C'est dans cet esprit que les autorités françaises ont indiqué, en réponse à une demande d'information de la Commission européenne, dans le cadre de la procédure de notification prévue par la directive 2015/1535 du 9 septembre 2015 prévoyant une procédure d'information dans le domaine des réglementations techniques et des règles relatives aux services de la société de l'information (texte codifié) que :
« S'agissant de l'avenir, elles prennent l'engagement de réviser en tout ou partie leur dispositif juridique interne lorsqu'une base légale suffisamment précise au niveau de l'Union permettra d'imposer à tout ou partie des plateformes concernées par l'accès à des contenus pornographiques un dispositif effectif de vérification de l'âge.
« Dans ces conditions, elles envisagent le [référentiel] comme une solution transitoire, dans l'attente d'une solution européenne efficace. »
Structure du référentiel et calendrier de mise en œuvre
La première partie du référentiel énonce des considérations générales sur la fiabilité des systèmes de vérification de l'âge découlant de la loi. Outre la nécessité de garantir une protection des mineurs par défaut, c'est-à-dire avant même l'accès au service, il s'agit de rappeler les conditions d'efficacité des systèmes de vérification de l'âge en ligne, tout en évitant leur contournement.
La deuxième partie porte spécifiquement sur la protection de la vie privée par les systèmes de vérification de l'âge déployés pour contrôler l'accès à des contenus à caractère pornographique. Les sites peuvent proposer des systèmes de vérification de l'âge présentant des niveaux de protection de la vie privée différents, sous réserve d'informer les utilisateurs du niveau attaché à chaque système.
Dans ce cadre, le référentiel établit des objectifs minimaux applicables à tous les systèmes de vérification de l'âge, ainsi que des objectifs spécifiques renforcés pour les systèmes les plus respectueux de la vie privée dits en « double anonymat ». Les utilisateurs devront se voir proposer au moins un dispositif de vérification de l'âge conforme aux standards de protection de la vie privée en « double anonymat ».

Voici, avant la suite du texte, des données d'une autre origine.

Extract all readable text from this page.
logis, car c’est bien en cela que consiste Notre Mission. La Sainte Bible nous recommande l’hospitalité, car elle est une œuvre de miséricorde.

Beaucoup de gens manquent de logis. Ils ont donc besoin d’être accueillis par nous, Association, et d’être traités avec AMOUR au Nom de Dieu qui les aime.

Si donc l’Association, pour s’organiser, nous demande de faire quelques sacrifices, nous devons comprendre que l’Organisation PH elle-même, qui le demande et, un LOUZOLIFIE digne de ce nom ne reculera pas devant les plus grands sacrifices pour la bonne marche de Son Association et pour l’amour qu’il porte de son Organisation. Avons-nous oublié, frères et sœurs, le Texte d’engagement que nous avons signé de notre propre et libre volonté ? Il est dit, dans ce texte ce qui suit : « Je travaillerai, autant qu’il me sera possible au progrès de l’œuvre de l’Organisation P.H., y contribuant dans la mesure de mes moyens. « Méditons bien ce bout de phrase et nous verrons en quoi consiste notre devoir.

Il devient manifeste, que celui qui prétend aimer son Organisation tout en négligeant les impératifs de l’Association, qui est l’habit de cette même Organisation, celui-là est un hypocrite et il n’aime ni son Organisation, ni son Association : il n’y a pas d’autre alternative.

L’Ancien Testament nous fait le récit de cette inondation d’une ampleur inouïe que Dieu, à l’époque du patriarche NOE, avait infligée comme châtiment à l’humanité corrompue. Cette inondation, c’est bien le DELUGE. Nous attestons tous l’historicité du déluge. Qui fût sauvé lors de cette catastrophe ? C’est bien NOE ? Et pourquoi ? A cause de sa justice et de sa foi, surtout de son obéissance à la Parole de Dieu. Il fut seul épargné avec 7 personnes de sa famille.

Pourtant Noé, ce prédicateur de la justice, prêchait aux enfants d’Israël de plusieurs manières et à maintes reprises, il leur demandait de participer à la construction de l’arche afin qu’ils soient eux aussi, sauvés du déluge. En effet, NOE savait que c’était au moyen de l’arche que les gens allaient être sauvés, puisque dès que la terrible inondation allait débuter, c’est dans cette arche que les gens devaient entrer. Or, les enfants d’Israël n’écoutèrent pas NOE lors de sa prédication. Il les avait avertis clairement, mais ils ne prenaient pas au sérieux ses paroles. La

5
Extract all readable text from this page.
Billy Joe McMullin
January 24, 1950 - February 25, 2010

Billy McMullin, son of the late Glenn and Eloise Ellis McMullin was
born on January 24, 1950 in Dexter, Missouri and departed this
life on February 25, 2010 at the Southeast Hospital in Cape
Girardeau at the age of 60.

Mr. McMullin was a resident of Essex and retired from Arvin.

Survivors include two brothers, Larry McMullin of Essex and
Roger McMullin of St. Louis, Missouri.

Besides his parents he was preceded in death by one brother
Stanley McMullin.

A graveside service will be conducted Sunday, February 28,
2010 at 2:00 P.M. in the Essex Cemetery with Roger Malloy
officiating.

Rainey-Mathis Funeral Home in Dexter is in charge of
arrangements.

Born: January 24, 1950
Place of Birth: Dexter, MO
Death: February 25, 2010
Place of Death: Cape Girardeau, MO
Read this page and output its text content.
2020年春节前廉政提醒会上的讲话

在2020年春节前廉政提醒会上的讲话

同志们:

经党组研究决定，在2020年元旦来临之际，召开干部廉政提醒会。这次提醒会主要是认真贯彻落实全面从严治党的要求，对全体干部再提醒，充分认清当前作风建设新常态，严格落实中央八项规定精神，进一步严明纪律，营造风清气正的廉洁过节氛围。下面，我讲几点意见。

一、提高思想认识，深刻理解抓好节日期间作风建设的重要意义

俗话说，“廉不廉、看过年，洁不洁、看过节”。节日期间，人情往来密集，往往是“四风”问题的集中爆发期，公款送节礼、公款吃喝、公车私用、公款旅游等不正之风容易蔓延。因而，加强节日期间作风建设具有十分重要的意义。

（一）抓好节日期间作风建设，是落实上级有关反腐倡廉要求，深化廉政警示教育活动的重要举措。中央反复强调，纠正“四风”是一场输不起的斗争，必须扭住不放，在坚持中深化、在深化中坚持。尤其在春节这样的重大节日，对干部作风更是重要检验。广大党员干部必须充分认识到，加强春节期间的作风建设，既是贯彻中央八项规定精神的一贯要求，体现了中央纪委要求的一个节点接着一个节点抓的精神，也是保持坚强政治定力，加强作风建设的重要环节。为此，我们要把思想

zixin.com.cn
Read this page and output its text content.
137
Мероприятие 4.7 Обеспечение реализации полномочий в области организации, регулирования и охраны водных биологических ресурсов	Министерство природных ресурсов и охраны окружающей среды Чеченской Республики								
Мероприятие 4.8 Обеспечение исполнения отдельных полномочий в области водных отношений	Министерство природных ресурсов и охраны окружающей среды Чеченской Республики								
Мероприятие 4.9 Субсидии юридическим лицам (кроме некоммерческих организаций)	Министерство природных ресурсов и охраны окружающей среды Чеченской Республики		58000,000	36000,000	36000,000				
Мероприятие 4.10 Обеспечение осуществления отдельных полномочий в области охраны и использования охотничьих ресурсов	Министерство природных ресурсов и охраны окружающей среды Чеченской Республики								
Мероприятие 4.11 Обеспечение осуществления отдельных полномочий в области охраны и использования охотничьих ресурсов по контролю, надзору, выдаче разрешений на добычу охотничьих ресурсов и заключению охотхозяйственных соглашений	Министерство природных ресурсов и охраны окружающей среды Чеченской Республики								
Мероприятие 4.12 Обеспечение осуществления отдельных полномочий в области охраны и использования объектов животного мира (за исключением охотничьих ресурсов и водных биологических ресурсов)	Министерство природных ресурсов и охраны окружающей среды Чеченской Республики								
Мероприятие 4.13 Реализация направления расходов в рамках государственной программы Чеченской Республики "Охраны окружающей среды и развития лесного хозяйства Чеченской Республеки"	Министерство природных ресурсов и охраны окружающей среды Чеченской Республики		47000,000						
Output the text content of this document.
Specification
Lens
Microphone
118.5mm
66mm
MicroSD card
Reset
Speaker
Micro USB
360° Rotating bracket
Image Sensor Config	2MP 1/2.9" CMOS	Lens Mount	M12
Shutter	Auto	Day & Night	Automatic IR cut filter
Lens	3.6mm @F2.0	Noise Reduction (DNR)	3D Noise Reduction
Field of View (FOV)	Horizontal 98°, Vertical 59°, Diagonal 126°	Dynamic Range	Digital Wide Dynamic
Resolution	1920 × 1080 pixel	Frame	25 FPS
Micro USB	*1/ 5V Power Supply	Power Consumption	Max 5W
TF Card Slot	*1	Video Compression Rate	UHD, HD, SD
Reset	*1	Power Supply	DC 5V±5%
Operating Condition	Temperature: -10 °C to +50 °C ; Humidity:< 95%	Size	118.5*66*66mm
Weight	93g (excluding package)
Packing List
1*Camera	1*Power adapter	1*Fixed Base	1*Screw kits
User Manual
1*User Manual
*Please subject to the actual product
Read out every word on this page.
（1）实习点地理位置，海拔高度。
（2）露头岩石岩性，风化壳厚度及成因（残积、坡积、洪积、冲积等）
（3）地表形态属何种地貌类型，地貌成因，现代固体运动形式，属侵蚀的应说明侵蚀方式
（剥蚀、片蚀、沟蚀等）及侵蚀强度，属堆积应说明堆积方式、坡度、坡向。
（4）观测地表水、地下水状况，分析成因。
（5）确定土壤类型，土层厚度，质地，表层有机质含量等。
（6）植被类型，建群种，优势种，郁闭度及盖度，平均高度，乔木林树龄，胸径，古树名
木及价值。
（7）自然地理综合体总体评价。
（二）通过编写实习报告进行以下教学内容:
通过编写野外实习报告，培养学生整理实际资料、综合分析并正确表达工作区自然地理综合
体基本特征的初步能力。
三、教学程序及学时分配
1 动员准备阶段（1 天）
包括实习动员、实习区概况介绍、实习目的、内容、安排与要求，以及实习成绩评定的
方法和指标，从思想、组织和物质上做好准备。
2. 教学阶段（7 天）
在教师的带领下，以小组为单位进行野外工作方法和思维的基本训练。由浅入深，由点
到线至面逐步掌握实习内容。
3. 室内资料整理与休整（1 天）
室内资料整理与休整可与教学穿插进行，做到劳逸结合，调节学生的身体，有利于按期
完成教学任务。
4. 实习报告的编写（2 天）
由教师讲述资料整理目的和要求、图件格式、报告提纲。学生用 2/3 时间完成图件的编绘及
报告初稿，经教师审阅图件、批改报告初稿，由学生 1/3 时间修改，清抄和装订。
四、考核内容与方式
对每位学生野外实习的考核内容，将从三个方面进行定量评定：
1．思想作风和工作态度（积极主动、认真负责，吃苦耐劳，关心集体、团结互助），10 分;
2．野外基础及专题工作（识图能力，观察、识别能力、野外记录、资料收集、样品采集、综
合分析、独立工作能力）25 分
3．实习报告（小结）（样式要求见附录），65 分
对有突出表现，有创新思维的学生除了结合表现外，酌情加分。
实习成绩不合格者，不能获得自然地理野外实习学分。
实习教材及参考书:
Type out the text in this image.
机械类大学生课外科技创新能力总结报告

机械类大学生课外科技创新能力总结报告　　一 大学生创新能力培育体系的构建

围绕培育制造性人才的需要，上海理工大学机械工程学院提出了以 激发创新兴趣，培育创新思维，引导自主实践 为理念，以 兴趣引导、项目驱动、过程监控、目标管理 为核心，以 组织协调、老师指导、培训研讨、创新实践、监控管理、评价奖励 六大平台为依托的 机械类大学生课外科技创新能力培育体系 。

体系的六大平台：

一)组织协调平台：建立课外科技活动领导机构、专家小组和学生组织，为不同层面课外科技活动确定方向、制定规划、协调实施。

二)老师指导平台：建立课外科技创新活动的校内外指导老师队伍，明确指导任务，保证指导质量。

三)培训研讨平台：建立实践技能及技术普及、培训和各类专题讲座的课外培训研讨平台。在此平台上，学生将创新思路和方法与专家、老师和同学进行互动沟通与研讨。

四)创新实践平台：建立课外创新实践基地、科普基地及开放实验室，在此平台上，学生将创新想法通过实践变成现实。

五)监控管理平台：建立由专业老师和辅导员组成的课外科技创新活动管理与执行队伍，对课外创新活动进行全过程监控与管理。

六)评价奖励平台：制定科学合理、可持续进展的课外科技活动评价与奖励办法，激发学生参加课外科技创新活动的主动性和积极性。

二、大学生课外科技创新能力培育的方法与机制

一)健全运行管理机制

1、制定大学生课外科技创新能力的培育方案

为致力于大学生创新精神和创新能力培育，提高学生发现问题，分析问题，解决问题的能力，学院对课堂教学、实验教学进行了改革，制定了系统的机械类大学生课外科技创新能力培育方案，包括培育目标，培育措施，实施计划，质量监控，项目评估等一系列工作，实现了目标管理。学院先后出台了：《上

Cette deuxième partie comprend aussi des bonnes pratiques en matière de protection des données, considérées comme souhaitables.
Par ailleurs, les services visés diffusant des contenus à caractère pornographique pourront mettre en œuvre, à titre temporaire, des solutions de génération de preuve d'âge fondées sur la fourniture d'une carte bancaire, par dérogation aux conditions prévues par les première et deuxième parties, mais sous réserve du strict respect de certaines conditions cumulatives énoncées dans la troisième partie du présent document.
Enfin, la quatrième et dernière partie fixe les grands principes susceptibles de guider les services visés diffusant des contenus à caractère pornographique amenés à procéder à la réalisation d'un audit de leurs systèmes de vérification de l'âge. Il est notamment question de préciser l'objet de tels audits, les conditions de leur réalisation et les exigences applicables aux tiers auditeurs.